The shells fell like rain throughout the night. We huddled together in the deepest corner of our mud-coated hut and listened to fragments hit the tin roof. With the rising of the sun silence fell. At first we refused to move from the place of our perceived protection, we waited until the sun was firmly in place before we even chanced speech.
I nudged Mattie who still pushed herself tightly again my side. “I think it’s over,” I whispered into her ear. I brushed her cheek with my lips as I spoke, she smelled of flowers alien to this battered place of refuge.
“Wait, just a little longer,” I could hear the tremble in her voice as she spoke the short sentence. She was afraid of what we might see.

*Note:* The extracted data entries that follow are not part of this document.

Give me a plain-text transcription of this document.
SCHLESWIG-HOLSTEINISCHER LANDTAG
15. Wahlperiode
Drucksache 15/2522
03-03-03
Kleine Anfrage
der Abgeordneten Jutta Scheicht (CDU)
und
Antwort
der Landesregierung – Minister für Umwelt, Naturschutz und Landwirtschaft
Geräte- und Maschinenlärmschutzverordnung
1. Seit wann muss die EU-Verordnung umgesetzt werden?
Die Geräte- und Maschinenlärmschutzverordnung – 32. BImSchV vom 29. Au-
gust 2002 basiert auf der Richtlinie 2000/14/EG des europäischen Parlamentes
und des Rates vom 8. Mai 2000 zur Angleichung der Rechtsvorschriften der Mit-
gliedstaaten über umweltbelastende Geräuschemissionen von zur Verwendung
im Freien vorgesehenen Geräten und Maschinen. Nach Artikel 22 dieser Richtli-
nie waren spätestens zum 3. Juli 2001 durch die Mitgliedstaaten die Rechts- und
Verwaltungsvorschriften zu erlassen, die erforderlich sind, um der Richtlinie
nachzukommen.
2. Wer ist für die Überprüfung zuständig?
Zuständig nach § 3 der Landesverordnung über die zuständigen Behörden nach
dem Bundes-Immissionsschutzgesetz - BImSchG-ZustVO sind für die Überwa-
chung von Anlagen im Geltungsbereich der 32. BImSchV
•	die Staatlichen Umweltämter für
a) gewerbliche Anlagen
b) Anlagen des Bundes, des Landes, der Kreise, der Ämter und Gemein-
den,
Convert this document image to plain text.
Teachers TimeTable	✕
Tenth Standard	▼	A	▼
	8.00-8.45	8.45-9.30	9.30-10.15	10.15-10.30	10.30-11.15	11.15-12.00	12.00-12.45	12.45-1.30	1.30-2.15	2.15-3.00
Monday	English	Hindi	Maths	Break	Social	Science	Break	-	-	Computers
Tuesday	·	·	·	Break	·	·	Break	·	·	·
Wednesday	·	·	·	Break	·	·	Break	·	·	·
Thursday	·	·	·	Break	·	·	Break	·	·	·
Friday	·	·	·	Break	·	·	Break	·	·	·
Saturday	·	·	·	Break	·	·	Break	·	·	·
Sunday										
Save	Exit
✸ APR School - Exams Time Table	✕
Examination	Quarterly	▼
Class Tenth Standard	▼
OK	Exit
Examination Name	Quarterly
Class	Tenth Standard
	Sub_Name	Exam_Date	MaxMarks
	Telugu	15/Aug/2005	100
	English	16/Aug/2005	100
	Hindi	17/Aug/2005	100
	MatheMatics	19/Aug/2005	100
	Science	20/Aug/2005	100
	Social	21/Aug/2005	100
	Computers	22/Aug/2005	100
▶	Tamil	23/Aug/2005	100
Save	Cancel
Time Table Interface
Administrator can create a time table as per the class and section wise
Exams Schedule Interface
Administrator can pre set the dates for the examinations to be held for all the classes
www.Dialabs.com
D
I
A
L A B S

“We should hurry, they might come back,” I just wanted to get away from this place of so much death.
“They won’t be back, not before nightfall, that’s their way, always at night. They break into your sleep; they steal your rest, and then move on to destroy someone else’s night,” her voice gained strength as she convinced herself. I knew what she said was true – they always came in the darkness. We huddled together until we both slept. I don’t know how long we lay there, in each other’s arms, but when we awoke the tin roof was radiating the heat of the day and we were covered with sweat.
“We must go now,” I said still in a whisper, while gently pushing on her shoulder.
“We must,” she said, fully awake and in full voice, there was no one to over hear our conversation now. We walked, hand in hand across the dark, one room, dirt floored hut. I pushed the flap that served as a door aside and we peered together out at the mid day world. The devastation was greater than I had imagined. The ground was completely covered with shells, Bonnet, Cockle, Scallop, Urchin, Conch, Whelk, Clam and Abalone. They crunched beneath our boots as we walked toward the shelled dirt road, jagged edges of the larger shells challenging our soles. The smell of decaying sea life overwhelmed us.